今日は辻村深月さんの小説、「冷たい校舎の時は止まる」の感想を書いていきたいと思います!
ネタバレ有りですので本を読んでいない方は読んでからご覧ください。








本作は、今や本屋大賞作家となった辻村深月さんのデビュー作です。

この物語は登場人物の描写と、他の生徒が見当たらないことへの違和感を描写する登校のシーンをメインに話が進んでいきます。 

そして登場人物が全員、舞台となる校舎に到着してから少しずつ、いつもと違う校舎の様子が明らかになっていきます。そして彼らが辿り着いた結論に思わず鳥肌が立ちました。
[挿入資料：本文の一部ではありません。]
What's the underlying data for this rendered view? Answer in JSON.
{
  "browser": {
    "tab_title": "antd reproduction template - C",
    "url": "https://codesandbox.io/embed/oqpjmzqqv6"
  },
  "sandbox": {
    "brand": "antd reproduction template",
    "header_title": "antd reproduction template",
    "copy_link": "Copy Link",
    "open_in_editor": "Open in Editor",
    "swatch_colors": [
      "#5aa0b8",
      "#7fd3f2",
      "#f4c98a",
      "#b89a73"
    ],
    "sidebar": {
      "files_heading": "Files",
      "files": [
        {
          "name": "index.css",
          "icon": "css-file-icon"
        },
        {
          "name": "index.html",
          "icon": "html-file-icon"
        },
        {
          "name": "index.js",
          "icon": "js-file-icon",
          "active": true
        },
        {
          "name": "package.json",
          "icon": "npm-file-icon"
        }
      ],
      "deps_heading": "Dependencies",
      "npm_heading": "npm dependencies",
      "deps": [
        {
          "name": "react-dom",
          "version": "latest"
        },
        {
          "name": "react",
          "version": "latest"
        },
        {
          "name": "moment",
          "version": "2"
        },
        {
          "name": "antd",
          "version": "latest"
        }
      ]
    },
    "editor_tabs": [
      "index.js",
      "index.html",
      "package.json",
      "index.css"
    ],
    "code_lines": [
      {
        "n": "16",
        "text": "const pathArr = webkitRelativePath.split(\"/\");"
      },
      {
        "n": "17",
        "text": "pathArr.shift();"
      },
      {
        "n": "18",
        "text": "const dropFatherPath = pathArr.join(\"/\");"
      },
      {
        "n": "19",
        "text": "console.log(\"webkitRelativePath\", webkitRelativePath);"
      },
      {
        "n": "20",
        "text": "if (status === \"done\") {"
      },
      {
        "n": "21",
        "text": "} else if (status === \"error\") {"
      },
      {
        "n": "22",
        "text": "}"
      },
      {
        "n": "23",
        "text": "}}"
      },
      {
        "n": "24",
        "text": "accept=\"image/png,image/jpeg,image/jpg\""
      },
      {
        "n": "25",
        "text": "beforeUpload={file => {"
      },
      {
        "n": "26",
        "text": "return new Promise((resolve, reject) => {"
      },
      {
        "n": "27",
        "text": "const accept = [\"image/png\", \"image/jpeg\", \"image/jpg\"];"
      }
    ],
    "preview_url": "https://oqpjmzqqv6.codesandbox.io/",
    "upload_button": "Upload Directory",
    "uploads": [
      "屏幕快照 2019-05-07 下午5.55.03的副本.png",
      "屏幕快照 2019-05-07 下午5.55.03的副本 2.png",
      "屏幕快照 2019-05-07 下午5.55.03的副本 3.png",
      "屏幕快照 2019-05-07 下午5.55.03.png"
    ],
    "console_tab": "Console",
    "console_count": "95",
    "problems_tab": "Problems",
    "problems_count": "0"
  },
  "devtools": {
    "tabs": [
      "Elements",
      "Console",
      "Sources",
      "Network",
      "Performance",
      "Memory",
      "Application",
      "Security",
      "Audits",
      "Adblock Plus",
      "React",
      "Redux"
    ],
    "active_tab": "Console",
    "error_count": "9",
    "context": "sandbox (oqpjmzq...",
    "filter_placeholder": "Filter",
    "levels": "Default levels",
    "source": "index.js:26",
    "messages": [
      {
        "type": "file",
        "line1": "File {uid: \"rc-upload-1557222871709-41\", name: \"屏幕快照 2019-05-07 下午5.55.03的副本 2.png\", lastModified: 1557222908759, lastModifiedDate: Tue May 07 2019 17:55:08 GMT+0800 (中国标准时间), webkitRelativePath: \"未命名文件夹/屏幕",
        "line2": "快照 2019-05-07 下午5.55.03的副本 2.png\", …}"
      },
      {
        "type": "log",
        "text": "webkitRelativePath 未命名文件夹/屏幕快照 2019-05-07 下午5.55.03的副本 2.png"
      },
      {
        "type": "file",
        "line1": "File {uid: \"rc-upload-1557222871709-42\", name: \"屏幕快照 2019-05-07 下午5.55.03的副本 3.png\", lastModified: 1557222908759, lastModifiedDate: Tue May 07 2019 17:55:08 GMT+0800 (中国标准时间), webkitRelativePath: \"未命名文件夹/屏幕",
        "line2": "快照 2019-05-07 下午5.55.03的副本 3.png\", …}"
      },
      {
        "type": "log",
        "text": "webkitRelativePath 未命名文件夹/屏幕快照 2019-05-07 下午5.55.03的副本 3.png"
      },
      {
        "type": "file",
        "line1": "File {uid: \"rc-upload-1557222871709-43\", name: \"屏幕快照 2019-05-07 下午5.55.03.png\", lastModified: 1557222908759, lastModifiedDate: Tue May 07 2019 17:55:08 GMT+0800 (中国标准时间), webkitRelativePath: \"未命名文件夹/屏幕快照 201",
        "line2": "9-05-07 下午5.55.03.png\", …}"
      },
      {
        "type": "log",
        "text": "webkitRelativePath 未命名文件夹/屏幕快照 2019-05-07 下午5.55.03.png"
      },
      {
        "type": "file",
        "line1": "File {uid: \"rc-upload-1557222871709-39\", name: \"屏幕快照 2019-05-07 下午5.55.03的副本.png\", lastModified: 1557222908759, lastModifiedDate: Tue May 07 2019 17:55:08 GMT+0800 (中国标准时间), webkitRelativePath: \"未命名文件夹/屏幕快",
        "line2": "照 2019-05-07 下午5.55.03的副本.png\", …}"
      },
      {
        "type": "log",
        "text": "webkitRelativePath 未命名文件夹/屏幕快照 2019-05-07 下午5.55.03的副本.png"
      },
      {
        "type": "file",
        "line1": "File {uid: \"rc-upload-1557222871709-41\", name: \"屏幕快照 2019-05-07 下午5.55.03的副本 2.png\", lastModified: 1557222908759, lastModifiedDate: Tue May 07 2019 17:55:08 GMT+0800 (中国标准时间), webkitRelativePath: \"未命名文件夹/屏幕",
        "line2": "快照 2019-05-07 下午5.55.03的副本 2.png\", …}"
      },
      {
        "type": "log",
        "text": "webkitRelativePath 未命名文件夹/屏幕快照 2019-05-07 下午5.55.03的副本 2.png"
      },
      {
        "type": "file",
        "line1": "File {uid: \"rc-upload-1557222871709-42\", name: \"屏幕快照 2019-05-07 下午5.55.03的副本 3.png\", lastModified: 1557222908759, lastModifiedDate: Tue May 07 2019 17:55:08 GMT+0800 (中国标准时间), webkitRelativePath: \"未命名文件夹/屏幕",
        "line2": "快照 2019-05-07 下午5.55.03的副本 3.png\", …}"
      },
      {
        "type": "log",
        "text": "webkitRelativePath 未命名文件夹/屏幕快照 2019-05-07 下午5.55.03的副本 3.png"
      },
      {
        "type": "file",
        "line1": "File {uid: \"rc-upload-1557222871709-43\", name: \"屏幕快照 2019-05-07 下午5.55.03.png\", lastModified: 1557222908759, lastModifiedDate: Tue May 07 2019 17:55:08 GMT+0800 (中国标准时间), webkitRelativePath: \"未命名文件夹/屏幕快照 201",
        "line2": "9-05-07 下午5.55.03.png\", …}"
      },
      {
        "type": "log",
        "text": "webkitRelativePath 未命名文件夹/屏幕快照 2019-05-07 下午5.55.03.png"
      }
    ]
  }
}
「この中の一人が実はもう自殺しているのではないか。」

ここからの校舎への違和感や生徒たちに襲いかかる恐怖の描写は凄まじく、文章全体から何となく漂ってくる不穏な雰囲気と相まって一人で部屋にいるのが怖くなってくるほどです。

そして止まっていたはずの時計が動き出し、5時53分になるたびに一人また一人と姿を消していく。

彼ら一人が消えるごとに彼らの回想シーンが入ってくるのですが、それがこの本の分量の多さに貢献しています。

正直ここの回想シーンは物語の結末と関わらないものがほとんどであるため、恐らく賛否両論のある部分だと思うのですが、個人的にはこの回想シーンは必要不可欠だと思うし、この物語において重要な役割を果たしていると思います。

実際にこの物語に密接に関わる回想シーンは、最後に出てくる"菅原"のもののみでありましたが、それ以外の回想シーンも単純に物語として面白かったです。

それにここからは勘違いかもしれませんが、先の気になるストーリー展開に水を差すように回想シーンを挟んでいくという構成を"菅原"の回想シーンまでにパターン化して読者に認識させておくことで、

「回想シーンはあまり重要ではないし、本編の続きが気になるからここは軽く読むか。」

という読者の姿勢を形成しようとしているのだと思いました。

要するに、読者に、「物語の肝となる"菅原"の回想シーン」を熟読させない作戦です。

自分はこの作戦にまんまと引っかかり、"菅原"の回想シーンを軽く読んだ結果、最後のシーンで驚きまくることになってしまいました。

でもこういう物語はきっちり犯人を当てるよりも作者に素直に驚かされる方が楽しいと思うので、結果的には良かったかなと思います^_^

それにしてもデビュー作でこのボリュームにこの衝撃。
本屋大賞作家はすごい。辻村深月はすごい。